Si la succession des événements de la vie d’un homme révèle le parcours qu’il a suivi, les oppositions qui le traversent révèlent le système qui le forme. C’est donc un portrait à la manière d’Alain Resnais ou un concerto à la façon de Jean Barraqué que je vous propose.

Entre ville et campagne.
Né à Bondy dans le 93, j’ai passé les dix premières années de ma vie en Île-de-France. Enfant de la ville, la plus grande partie de mes vacances se passait à la campagne sur les terres de l’Armagnac entre les Landes et le Gers où habitait la plupart des membres de ma famille. Je passais les dix années suivantes entre un petit village du pays Basque et la ville de Bayonne où je fis mon lycée. Même si, à cette époque, mes copains parisiens me traitaient de provincial quand mes cousins de province me traitaient de parigot, je garde de cette expérience, le souvenir de l’intelligence posée des paysans et de celle toute aérienne des citadins ; les pieds sur terre et la tête dans les nuages.

Entre public et privé.
Né le 17 juin 1969, d’un père postier et d’une mère laborantine chez Roussel-Uclaf (appartenant aujourd’hui au groupe Sanofi), j’ai grandi dans un milieu ou le public et le privé étaient étroitement mêlés. En 1974, je découvrais la défense du service public lors de la plus belle et la plus mythique des grèves organisée par les postiers pour protester contre un projet visant à séparer les activités postales des télécoms : « Valéry au tri, Anémone au téléphone » en était le slogan et faisait référence au président de la République Valéry Giscard d’Estaing et à son épouse. En 1980, j’apprenais ce qu’étaient la participation des salariés lorsque ma mère dû quitter son entreprise pour suivre mon père au pays Basque.
Après avoir été plus de quinze ans dans les métiers de l’information - documentation, soit comme salarié en entreprise, soit comme consultant à mon compte, j’ai exercé le métier de professeur-documentaliste dans l’Éducation nationale pour laquelle travaillait déjà mon épouse. Avec cette dernière et ma fille, nous nous sommes installés depuis un peu plus de deux ans à Bagnols-sur-Cèze, dans le Gard, où j’ai dû me reconvertir pour exercer le métier de professeur de technologie. Je n’ai pas désiré passer le CAPES pour devenir titulaire, le statut de contractuel, contrat de droit privé au sein d’une entreprise public, me convenant totalement.

Entre gauche et droite.
Héritier d’une culture politique de gauche, par mon père et ma grand-mère, j’ai été sensibilisé à la pensée gaulliste par mon grand père et un ami de mes années de faculté.
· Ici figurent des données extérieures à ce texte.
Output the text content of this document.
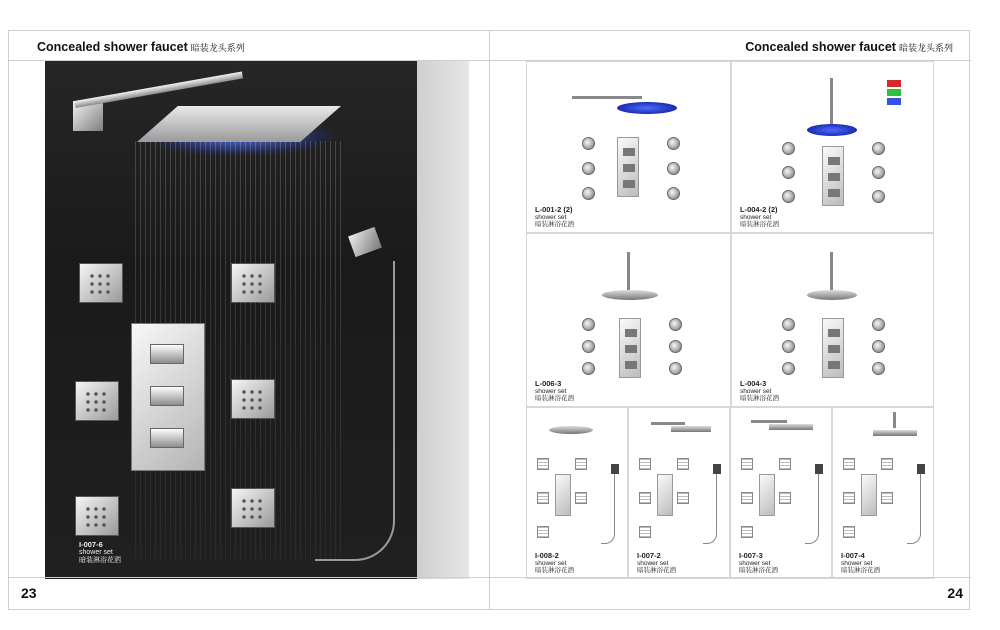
Concealed shower faucet 暗装龙头系列
I-007-6
shower set
暗装淋浴花洒
23
Concealed shower faucet 暗装龙头系列
L-001-2 (2)
shower set
暗装淋浴花洒
L-004-2 (2)
shower set
暗装淋浴花洒
L-006-3
shower set
暗装淋浴花洒
L-004-3
shower set
暗装淋浴花洒
I-008-2
shower set
暗装淋浴花洒
I-007-2
shower set
暗装淋浴花洒
I-007-3
shower set
暗装淋浴花洒
I-007-4
shower set
暗装淋浴花洒
24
C’est d’ailleurs à Toulouse le Mirail (grande ville de Province) que je me suis rapidement intéressé à la philosophie politique et notamment aux écrits de Marx et de Proudhom, de Ricardo et de Smith ainsi qu’à la révolution française.
Un pied bien ancré à gauche et l’autre à droite, je n’ai jamais cautionné l’amalgame créé par l’expression le patronat tant me semblait immense le fossé séparant les patrons de PME ou les artisans des patrons des entreprises multinationales. La liberté d’entreprendre m’a toujours semblé être une valeur irremplaçable. Je n’ai jamais non plus cautionné les attaques en règle de mes amis de droite, cadres supérieurs ou petits patrons, contre les impôts ou les cotisations salariales et patronales tant ceux-ci me semblaient protéger les gens modestes. La solidarité et la fraternité entre les citoyens m’ont toujours semblé être des valeurs inestimables. Tant et si bien que mes amis de droite me trouvaient trop « communiste » alors que mes amis de gauche me trouvaient trop « libéral ».

Entre désir et dégoût.
En 1993 je votais pour le traité de Maastrich et étais un jeune européen convaincu. Le désir d’Europe grondait en moi et je reprenais le refrain d’Alain Souchon «Vous êtes, lents, lents, lents dans vos vieilles godasses - Il serait, temps, temps, temps que l'Europe se fasse - Elles sont cuites, cuites, cuites, vos vieilles chaussures - Allez vite, vite, vite, l’Europe est mûre ».
Ce n’est qu’en étudiant le traité « constitutionnel » proposé au référendum de 2005 - où je votais « non » comme 55% des français - que ma réflexion sur l’Union européenne a évolué au point de me demander quelle était cette UE qui voulait graver dans le marbre une politique ultra-libérale. J’avais ma réponse en 2007 lors de la signature du traité de Lisbonne que je ressentis comme un viol démocratique : il s’agissait d’une dictature qui ne disait pas son nom et qui n’avait que faire de l’avis des peuples.
En 2008, je percevais le rôle central que les banques avaient dans le monde. Aussi, la socialisation des pertes, au regard de la privatisation des profits me scandalisa. C’est alors que je m’informais sur internet du rôle économique et politique de la création monétaire et d’établissements financiers comme Goldman Sachs. Évidemment, avec de telles recherches, je ne pouvais que découvrir les textes et les conférences de l’UPR.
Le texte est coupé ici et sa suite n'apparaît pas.